Monday, Apr. 16, 1951

Death in Carnegie Hall

When Russian-born Simon Barere made his U.S. debut in 1936, he was hailed as "a pianist of the first rank." He had everything--thunder, poetry, brilliance and dazzling speed. But somehow Simon Barere, a man with little flair for the limelight, failed to catch the fancy of the crowds.

Moreover, he seemed to suffer from chronic bad luck. As a young man (a conservatory classmate of Sergei Prokofiev) he won the Rubinstein Prize, but his career was thrown off pace by World War I and the Bolshevik revolution. His first tour of England fell apart before it got started when his English manager dropped dead. Once, while his piano was taken off to Rio de Janeiro, he was left standing on the dock for lack of a visa. Two years after his sensational U.S. debut, a New Yorker critic wrote: "It wouldn't be hard to make a catalogue of Mr. Barere's accomplishments, but he doesn't need a catalogue. He needs an audience . . ."

He never got a wide one. He became a U.S. citizen, played engagements now & then with U.S. orchestras, faithfully gave Carnegie Hall recitals every season. A quiet but genial man who liked to entertain friends with card tricks, he had to settle musically for the adulation of a cult.

Two months ago, grey, ailing and 54, Simon Barere got another big chance. He was invited to play the tried & true Grieg

Piano Concerto with the Philadelphia Orchestra in a program of Scandinavian music.
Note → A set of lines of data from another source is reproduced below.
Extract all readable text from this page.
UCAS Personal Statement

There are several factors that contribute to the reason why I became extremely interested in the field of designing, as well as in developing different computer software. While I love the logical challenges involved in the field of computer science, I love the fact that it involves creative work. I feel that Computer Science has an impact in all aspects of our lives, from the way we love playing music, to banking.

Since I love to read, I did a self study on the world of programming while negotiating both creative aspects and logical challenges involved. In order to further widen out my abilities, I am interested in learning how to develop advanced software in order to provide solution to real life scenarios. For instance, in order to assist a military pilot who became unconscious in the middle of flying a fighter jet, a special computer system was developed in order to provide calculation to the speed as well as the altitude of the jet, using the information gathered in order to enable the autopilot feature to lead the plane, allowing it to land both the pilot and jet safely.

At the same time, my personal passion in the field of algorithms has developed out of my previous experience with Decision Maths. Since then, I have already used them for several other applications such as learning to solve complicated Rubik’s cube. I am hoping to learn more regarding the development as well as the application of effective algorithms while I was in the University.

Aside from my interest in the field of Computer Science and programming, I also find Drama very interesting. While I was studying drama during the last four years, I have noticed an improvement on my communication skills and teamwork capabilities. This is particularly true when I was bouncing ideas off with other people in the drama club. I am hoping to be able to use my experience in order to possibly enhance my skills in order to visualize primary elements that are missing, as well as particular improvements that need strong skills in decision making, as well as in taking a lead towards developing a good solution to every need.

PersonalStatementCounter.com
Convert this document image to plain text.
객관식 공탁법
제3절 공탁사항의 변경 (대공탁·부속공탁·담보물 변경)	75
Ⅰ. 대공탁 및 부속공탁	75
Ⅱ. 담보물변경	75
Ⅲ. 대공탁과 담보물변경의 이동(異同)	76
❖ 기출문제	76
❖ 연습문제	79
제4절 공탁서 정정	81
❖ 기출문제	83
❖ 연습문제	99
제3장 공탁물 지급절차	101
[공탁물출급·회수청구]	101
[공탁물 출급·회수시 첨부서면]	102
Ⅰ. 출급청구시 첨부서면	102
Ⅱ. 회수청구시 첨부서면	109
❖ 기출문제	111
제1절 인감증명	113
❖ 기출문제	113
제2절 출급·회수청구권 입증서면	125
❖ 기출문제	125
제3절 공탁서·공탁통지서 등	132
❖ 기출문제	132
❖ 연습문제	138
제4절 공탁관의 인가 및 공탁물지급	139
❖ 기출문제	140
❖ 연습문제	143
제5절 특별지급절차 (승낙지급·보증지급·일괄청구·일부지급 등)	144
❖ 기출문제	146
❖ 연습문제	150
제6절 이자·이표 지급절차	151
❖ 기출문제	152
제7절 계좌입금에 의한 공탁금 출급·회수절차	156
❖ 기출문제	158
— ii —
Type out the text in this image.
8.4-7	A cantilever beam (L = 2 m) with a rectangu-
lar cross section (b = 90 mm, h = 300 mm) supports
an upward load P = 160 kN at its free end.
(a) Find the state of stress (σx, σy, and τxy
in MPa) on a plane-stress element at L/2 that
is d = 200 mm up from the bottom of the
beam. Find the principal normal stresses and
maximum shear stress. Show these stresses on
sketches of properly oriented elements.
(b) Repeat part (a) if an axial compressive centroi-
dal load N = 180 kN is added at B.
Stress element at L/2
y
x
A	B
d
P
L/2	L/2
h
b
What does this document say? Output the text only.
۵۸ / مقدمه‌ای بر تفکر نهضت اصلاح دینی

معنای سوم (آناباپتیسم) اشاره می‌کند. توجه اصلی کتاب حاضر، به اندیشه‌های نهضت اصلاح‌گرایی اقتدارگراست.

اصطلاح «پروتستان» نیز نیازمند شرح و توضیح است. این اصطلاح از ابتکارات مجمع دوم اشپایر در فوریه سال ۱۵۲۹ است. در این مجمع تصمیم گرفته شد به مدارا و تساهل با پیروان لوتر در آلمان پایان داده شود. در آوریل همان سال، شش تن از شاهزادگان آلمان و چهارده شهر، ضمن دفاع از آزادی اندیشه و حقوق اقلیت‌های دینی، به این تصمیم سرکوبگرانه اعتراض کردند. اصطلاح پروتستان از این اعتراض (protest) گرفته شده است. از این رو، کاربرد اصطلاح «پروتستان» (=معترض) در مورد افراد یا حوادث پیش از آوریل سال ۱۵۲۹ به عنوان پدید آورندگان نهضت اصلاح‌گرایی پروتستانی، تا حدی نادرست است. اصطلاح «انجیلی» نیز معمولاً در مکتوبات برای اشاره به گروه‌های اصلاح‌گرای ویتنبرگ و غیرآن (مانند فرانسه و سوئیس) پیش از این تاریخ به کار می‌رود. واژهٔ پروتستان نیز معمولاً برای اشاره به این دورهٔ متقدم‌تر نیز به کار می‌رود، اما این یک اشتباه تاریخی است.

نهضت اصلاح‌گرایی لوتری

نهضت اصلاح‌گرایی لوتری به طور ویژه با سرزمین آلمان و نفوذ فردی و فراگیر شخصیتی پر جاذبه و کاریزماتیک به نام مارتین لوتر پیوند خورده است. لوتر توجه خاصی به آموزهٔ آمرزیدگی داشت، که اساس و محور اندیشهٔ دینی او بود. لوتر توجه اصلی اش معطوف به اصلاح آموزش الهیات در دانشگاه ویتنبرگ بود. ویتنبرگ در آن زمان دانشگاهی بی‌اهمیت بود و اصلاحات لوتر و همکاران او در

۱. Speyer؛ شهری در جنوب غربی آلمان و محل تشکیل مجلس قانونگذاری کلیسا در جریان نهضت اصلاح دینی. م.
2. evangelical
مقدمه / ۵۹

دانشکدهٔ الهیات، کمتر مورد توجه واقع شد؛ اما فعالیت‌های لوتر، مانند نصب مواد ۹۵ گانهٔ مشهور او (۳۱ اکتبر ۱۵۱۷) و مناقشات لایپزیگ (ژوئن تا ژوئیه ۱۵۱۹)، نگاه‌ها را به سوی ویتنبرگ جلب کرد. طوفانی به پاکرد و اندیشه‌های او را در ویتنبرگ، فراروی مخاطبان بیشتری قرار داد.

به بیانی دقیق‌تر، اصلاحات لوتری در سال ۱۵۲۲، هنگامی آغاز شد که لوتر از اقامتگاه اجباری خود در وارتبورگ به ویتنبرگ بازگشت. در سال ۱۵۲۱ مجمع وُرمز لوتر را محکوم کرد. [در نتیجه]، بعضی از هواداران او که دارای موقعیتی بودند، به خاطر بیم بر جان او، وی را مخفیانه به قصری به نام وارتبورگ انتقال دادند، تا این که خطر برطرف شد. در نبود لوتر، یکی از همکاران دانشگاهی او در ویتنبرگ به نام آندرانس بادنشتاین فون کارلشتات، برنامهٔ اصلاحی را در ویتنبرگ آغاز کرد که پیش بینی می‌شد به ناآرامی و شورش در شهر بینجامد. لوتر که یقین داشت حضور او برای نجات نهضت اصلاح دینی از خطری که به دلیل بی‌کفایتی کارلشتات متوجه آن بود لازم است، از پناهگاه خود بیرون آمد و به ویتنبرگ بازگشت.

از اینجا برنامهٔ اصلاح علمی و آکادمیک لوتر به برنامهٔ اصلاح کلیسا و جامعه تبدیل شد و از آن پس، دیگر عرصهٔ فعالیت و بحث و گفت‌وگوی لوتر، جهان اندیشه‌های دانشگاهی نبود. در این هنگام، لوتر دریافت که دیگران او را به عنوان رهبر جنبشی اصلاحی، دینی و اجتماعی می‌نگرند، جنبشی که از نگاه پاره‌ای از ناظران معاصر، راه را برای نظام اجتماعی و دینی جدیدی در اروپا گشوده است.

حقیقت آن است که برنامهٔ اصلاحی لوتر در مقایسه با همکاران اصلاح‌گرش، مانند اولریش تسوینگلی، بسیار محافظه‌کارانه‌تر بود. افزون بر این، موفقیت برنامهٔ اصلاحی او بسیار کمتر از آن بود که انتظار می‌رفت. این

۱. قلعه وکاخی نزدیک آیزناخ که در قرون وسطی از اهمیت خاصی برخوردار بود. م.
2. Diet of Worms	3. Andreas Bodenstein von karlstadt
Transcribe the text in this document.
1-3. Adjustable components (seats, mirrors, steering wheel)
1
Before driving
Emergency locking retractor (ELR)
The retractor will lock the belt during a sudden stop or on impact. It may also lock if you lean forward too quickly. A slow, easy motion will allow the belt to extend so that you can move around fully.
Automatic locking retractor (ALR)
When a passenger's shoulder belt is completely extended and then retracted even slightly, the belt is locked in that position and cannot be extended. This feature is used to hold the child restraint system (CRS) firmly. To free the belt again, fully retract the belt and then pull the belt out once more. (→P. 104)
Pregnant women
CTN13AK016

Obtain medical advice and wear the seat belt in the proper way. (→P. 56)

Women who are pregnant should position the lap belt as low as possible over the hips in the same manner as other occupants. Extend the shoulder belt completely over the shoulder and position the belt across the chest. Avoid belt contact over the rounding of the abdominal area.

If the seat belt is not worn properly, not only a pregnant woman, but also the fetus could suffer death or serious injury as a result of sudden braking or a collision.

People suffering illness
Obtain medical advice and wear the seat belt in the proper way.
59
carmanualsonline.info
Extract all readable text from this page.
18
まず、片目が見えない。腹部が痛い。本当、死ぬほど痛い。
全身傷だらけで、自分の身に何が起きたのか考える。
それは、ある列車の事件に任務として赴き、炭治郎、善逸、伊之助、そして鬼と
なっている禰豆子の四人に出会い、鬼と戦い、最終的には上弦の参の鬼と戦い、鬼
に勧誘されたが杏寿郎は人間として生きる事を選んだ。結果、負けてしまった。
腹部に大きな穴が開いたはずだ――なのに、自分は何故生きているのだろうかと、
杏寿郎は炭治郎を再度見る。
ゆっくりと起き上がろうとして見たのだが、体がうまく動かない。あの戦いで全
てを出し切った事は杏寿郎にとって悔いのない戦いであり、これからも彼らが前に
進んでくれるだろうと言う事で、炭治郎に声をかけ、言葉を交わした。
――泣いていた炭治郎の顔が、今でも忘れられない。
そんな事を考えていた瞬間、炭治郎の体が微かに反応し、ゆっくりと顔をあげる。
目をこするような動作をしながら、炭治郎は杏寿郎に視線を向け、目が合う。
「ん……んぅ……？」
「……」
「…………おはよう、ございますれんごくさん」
Oddly, it was a concerto he had never played, and he worked hard to perfect his performance of the old war horse.

Last week, in the wings at Carnegie Hall, smiling Pianist Barere confided to Eugene Ormandy: "When I played with Pierre Monteux [at Lewisohn Stadium last summer], he told me, 'I hope this won't be the last time we play together.' May I say the same thing to you now?" Ormandy smiled in gracious agreement.

When the time came, Barere stepped briskly to the piano. In the clanging chords of the opening, he was in brilliant form. A few minutes later, he seemed to be bending close to the piano, listening. Then his left hand fell from the piano, his head almost touched the keys. A second later he rolled off the stool on to the floor. It was a cerebral hemorrhage. Doctors were called to the stage, but Simon Barere was beyond aid; within ten minutes he was dead.